Post by Rashmun on Mon Jun 19, 2017 9:51 pm

The most obvious result of the religious impact of Islam on Hinduism is, of course, the existence of a large Muslim population in India. The view that Islam propagated itself in India through the sword cannot be maintained; aside from other evidence, the very distribution of the Muslim population does not support it. If the spread of Islam had been due to the might of the Muslim kings, one would expect the largest proportion of Muslims in those areas which were the centers of Muslim political power. This, however, is not the case. The percentage of Muslims is low around Delhi, Lucknow, Ahmadabad, Ahmadnagar, and Bijapur, the principal seats of Muslim political power.
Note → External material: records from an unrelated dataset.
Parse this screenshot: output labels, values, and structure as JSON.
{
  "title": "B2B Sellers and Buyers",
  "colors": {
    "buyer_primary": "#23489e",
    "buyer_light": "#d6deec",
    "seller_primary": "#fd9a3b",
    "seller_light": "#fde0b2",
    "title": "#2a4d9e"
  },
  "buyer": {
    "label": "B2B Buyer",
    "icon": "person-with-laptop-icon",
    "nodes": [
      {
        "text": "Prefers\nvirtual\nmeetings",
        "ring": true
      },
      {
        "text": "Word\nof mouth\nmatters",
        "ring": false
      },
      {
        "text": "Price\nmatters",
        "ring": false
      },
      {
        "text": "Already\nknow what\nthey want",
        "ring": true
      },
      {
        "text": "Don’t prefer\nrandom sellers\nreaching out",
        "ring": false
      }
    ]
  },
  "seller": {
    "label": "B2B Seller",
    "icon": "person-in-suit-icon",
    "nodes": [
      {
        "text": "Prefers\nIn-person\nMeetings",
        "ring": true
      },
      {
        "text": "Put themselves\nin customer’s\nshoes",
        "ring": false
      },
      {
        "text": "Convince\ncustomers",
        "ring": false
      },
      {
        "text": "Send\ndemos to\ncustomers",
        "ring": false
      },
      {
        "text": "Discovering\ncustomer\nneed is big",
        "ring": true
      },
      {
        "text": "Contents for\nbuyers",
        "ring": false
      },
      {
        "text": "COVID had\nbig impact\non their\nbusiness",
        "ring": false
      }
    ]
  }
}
Even in the case of Mysore, where Sultan Tipu is said to have forced conversion to Islam, the ineffectiveness of royal [[124]] proselytism may be measured by the fact that Muslims are scarcely 5 percent of the total population of the state. On the other hand, Islam was never a political power in Malabar, yet today Muslims form nearly 30 percent of its total population. In the two areas in which the concentration of Muslims is heaviest—modern East and West Pakistan—there is fairly clear evidence that conversion was the work of Sufis, mystics who migrated to India throughout the period of the sultanate.
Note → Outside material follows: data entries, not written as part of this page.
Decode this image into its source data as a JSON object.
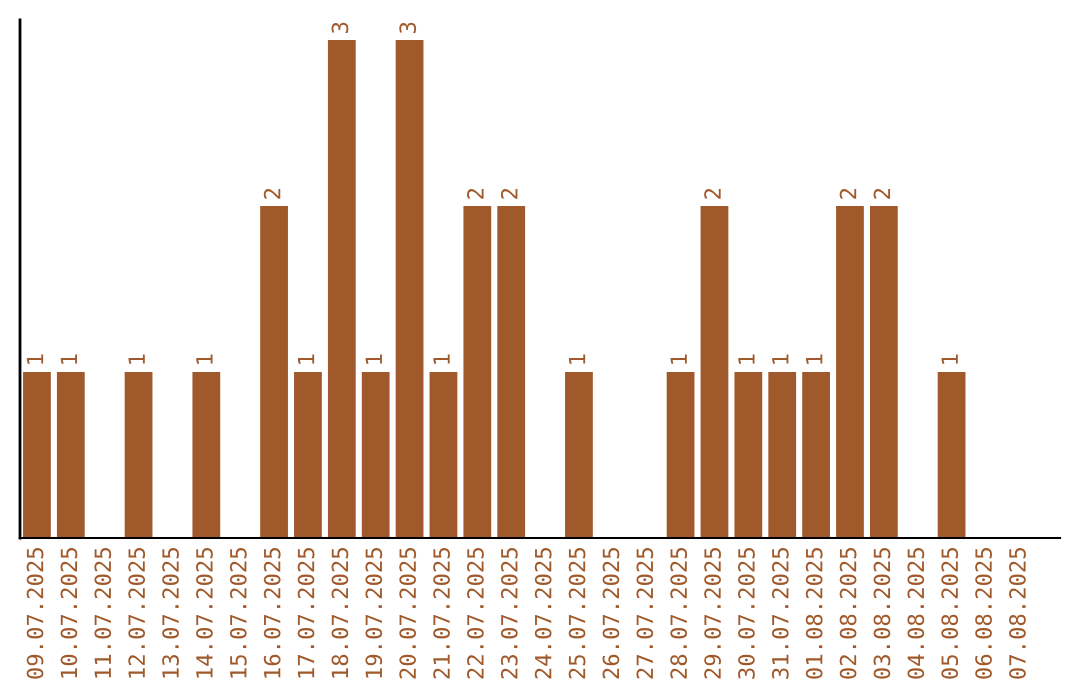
{
  "chart_data": {
    "type": "bar",
    "categories": [
      "09.07.2025",
      "10.07.2025",
      "11.07.2025",
      "12.07.2025",
      "13.07.2025",
      "14.07.2025",
      "15.07.2025",
      "16.07.2025",
      "17.07.2025",
      "18.07.2025",
      "19.07.2025",
      "20.07.2025",
      "21.07.2025",
      "22.07.2025",
      "23.07.2025",
      "24.07.2025",
      "25.07.2025",
      "26.07.2025",
      "27.07.2025",
      "28.07.2025",
      "29.07.2025",
      "30.07.2025",
      "31.07.2025",
      "01.08.2025",
      "02.08.2025",
      "03.08.2025",
      "04.08.2025",
      "05.08.2025",
      "06.08.2025",
      "07.08.2025"
    ],
    "values": [
      1,
      1,
      0,
      1,
      0,
      1,
      0,
      2,
      1,
      3,
      1,
      3,
      1,
      2,
      2,
      0,
      1,
      0,
      0,
      1,
      2,
      1,
      1,
      1,
      2,
      2,
      0,
      1,
      0,
      0
    ],
    "value_labels": [
      "1",
      "1",
      null,
      "1",
      null,
      "1",
      null,
      "2",
      "1",
      "3",
      "1",
      "3",
      "1",
      "2",
      "2",
      null,
      "1",
      null,
      null,
      "1",
      "2",
      "1",
      "1",
      "1",
      "2",
      "2",
      null,
      "1",
      null,
      null
    ],
    "color": "#a0592a",
    "tick_labels": "x",
    "grid": false,
    "legend": false
  }
}
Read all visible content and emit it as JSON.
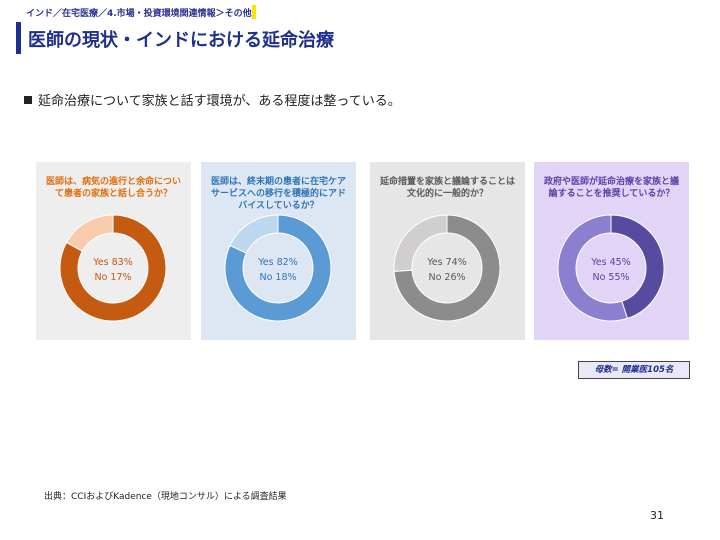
{
  "header": {
    "breadcrumb": "インド／在宅医療／4.市場・投資環境関連情報＞その他",
    "title": "医師の現状・インドにおける延命治療"
  },
  "statement": "延命治療について家族と話す環境が、ある程度は整っている。",
  "panels": [
    {
      "question": "医師は、病気の進行と余命について患者の家族と話し合うか？",
      "yes_label": "Yes 83%",
      "no_label": "No 17%",
      "yes_fraction": 0.83,
      "colors": {
        "background": "#eeeeee",
        "question": "#e36c09",
        "yes": "#c55a11",
        "no": "#f8cbad",
        "text": "#c55a11"
      }
    },
    {
      "question": "医師は、終末期の患者に在宅ケアサービスへの移行を積極的にアドバイスしているか？",
      "yes_label": "Yes 82%",
      "no_label": "No 18%",
      "yes_fraction": 0.82,
      "colors": {
        "background": "#dde7f4",
        "question": "#2e75b6",
        "yes": "#5b9bd5",
        "no": "#bdd7ee",
        "text": "#2e75b6"
      }
    },
    {
      "question": "延命措置を家族と議論することは文化的に一般的か？",
      "yes_label": "Yes 74%",
      "no_label": "No 26%",
      "yes_fraction": 0.74,
      "colors": {
        "background": "#e7e6e6",
        "question": "#595959",
        "yes": "#8c8c8c",
        "no": "#d0cece",
        "text": "#595959"
      }
    },
    {
      "question": "政府や医師が延命治療を家族と議論することを推奨しているか？",
      "yes_label": "Yes 45%",
      "no_label": "No 55%",
      "yes_fraction": 0.45,
      "colors": {
        "background": "#e2d4f6",
        "question": "#5b3fa8",
        "yes": "#574ba0",
        "no": "#8c7fcf",
        "text": "#5b3fa8"
      }
    }
  ],
  "note": "母数= 開業医105名",
  "source": "出典：CCIおよびKadence（現地コンサル）による調査結果",
  "page_number": "31"
}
In the western area the process was facilitated in the thirteenth century by the thousands of Muslim theologians, saints, and missionaries who fled to India to escape the Mongol terror. The names and careers of some of these are well known. Thus Pir Shams Tabriz came to Multan; Khwaja Qutb-ud-din Bakhtiyar went to Delhi; and Syed Jalal settled in Uch, the great fortress south of Multan. The influence of such men, and of many others, can be traced through the families of their spiritual descendants.

      In Bengal, the Muslim missionaries found the greatest response to their message among the outcastes and the depressed classes, of which there were large numbers in Bengal. To them, the creed of Islam, with its emphasis on equality, must have come as a liberating force. Then too, the acceptance of the religion of the conquerors would have been a powerful attraction, since it would undoubtedly carry with it possibilities of advancement they had never known before. Another factor in the large number of conversions is the somewhat peculiar religious history of Bengal. From the eighth to the twelfth century the Pala dynasty had supported Buddhism. Then in the twelfth century the Sena dynasty, which had its roots in South India, began to encourage Hindu orthodoxy.
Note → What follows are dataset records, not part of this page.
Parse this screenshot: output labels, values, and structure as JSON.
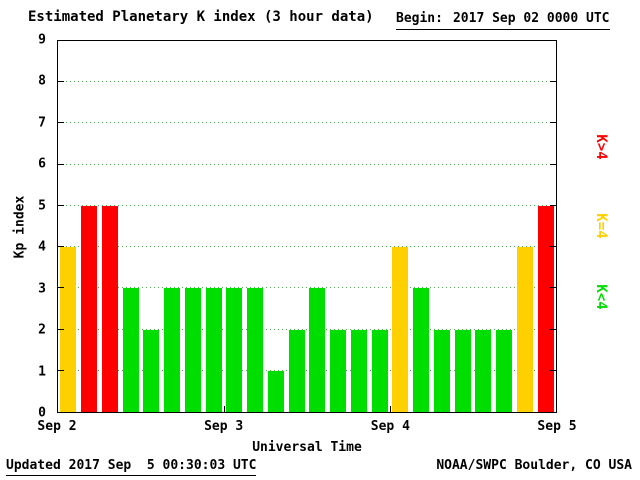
{
  "header": {
    "title": "Estimated Planetary K index (3 hour data)",
    "begin_label": "Begin:",
    "begin_value": "2017 Sep 02 0000 UTC"
  },
  "footer": {
    "updated": "Updated 2017 Sep  5 00:30:03 UTC",
    "source": "NOAA/SWPC Boulder, CO USA"
  },
  "chart_data": {
    "type": "bar",
    "title": "Estimated Planetary K index (3 hour data)",
    "xlabel": "Universal Time",
    "ylabel": "Kp index",
    "ylim": [
      0,
      9
    ],
    "y_ticks": [
      0,
      1,
      2,
      3,
      4,
      5,
      6,
      7,
      8,
      9
    ],
    "x_tick_labels": [
      "Sep 2",
      "Sep 3",
      "Sep 4",
      "Sep 5"
    ],
    "bin_hours": 3,
    "begin": "2017 Sep 02 0000 UTC",
    "values": [
      4,
      5,
      5,
      3,
      2,
      3,
      3,
      3,
      3,
      3,
      1,
      2,
      3,
      2,
      2,
      2,
      4,
      3,
      2,
      2,
      2,
      2,
      4,
      5
    ],
    "colors": {
      "low": "#00dd00",
      "mid": "#ffd000",
      "high": "#ff0000",
      "grid": "#55aa55"
    },
    "legend": [
      {
        "label": "K>4",
        "color": "#ff0000"
      },
      {
        "label": "K=4",
        "color": "#ffd000"
      },
      {
        "label": "K<4",
        "color": "#00dd00"
      }
    ],
    "grid": true,
    "legend_position": "right"
  }
}
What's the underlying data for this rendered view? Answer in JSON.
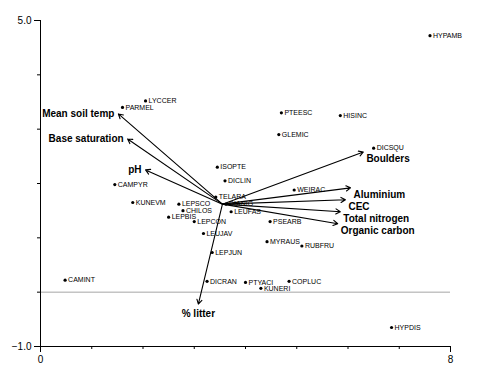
{
  "chart_data": {
    "type": "scatter",
    "xlim": [
      0,
      8
    ],
    "ylim": [
      -1,
      5
    ],
    "xticks": [
      0,
      8
    ],
    "yticks": [
      -1,
      5
    ],
    "minor_xticks": [
      1,
      2,
      3,
      4,
      5,
      6,
      7
    ],
    "minor_yticks": [
      0,
      1,
      2,
      3,
      4
    ],
    "hline_y": 0.0,
    "background_color": "#ffffff",
    "points": [
      {
        "label": "HYPAMB",
        "x": 7.6,
        "y": 4.72
      },
      {
        "label": "PARMEL",
        "x": 1.6,
        "y": 3.4
      },
      {
        "label": "LYCCER",
        "x": 2.05,
        "y": 3.52
      },
      {
        "label": "PTEESC",
        "x": 4.7,
        "y": 3.3
      },
      {
        "label": "HISINC",
        "x": 5.85,
        "y": 3.25
      },
      {
        "label": "GLEMIC",
        "x": 4.65,
        "y": 2.9
      },
      {
        "label": "DICSQU",
        "x": 6.5,
        "y": 2.65
      },
      {
        "label": "ISOPTE",
        "x": 3.45,
        "y": 2.3
      },
      {
        "label": "DICLIN",
        "x": 3.6,
        "y": 2.05
      },
      {
        "label": "CAMPYR",
        "x": 1.45,
        "y": 1.98
      },
      {
        "label": "WEIRAC",
        "x": 4.95,
        "y": 1.88
      },
      {
        "label": "TELARA",
        "x": 3.42,
        "y": 1.75
      },
      {
        "label": "KUNEVM",
        "x": 1.8,
        "y": 1.65
      },
      {
        "label": "LEPSCO",
        "x": 2.7,
        "y": 1.62
      },
      {
        "label": "DIANIG",
        "x": 3.62,
        "y": 1.62
      },
      {
        "label": "CHILOS",
        "x": 2.78,
        "y": 1.5
      },
      {
        "label": "LEUFAS",
        "x": 3.72,
        "y": 1.48
      },
      {
        "label": "LEPBIS",
        "x": 2.5,
        "y": 1.38
      },
      {
        "label": "LEPCON",
        "x": 3.0,
        "y": 1.3
      },
      {
        "label": "PSEARB",
        "x": 4.48,
        "y": 1.3
      },
      {
        "label": "LEUJAV",
        "x": 3.18,
        "y": 1.08
      },
      {
        "label": "MYRAUS",
        "x": 4.42,
        "y": 0.93
      },
      {
        "label": "LEPJUN",
        "x": 3.35,
        "y": 0.73
      },
      {
        "label": "RUBFRU",
        "x": 5.1,
        "y": 0.85
      },
      {
        "label": "CAMINT",
        "x": 0.48,
        "y": 0.22
      },
      {
        "label": "DICRAN",
        "x": 3.25,
        "y": 0.2
      },
      {
        "label": "PTYACI",
        "x": 4.0,
        "y": 0.18
      },
      {
        "label": "COPLUC",
        "x": 4.85,
        "y": 0.2
      },
      {
        "label": "KUNERI",
        "x": 4.3,
        "y": 0.07
      },
      {
        "label": "HYPDIS",
        "x": 6.85,
        "y": -0.65
      }
    ],
    "arrows": [
      {
        "label": "Mean soil temp",
        "x0": 3.55,
        "y0": 1.62,
        "x1": 1.52,
        "y1": 3.28
      },
      {
        "label": "Base saturation",
        "x0": 3.55,
        "y0": 1.62,
        "x1": 1.7,
        "y1": 2.82
      },
      {
        "label": "pH",
        "x0": 3.55,
        "y0": 1.62,
        "x1": 2.05,
        "y1": 2.25
      },
      {
        "label": "Boulders",
        "x0": 3.55,
        "y0": 1.62,
        "x1": 6.3,
        "y1": 2.58
      },
      {
        "label": "Aluminium",
        "x0": 3.55,
        "y0": 1.62,
        "x1": 6.05,
        "y1": 1.92
      },
      {
        "label": "CEC",
        "x0": 3.55,
        "y0": 1.62,
        "x1": 5.95,
        "y1": 1.7
      },
      {
        "label": "Total nitrogen",
        "x0": 3.55,
        "y0": 1.62,
        "x1": 5.85,
        "y1": 1.48
      },
      {
        "label": "Organic carbon",
        "x0": 3.55,
        "y0": 1.62,
        "x1": 5.8,
        "y1": 1.26
      },
      {
        "label": "% litter",
        "x0": 3.55,
        "y0": 1.62,
        "x1": 3.08,
        "y1": -0.22
      }
    ]
  }
}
The result was probably a good deal of religious unrest and uncertainty, which made it possible for Islam to find an opening for its work of proselytization. When the Islamic missionaries arrived they found in several instances that the conquering armies had destroyed both the temples of revived Hinduism and the monasteries of the older Buddhism; in their place—often on the same sites—they built new shrines. Moreover, they very frequently transferred ancient Hindu and Buddhist stories of miracles to Muslim saints, fusing the old religion into the new on a level that could be accepted by the masses.

      [[125]] By the end of the fourteenth century Islam had permeated all parts of India, and the process was fully under way which led to the conversion of a large section of the Indian population to Islam, and resulted in far-reaching cultural and spiritual changes outside the Muslim society.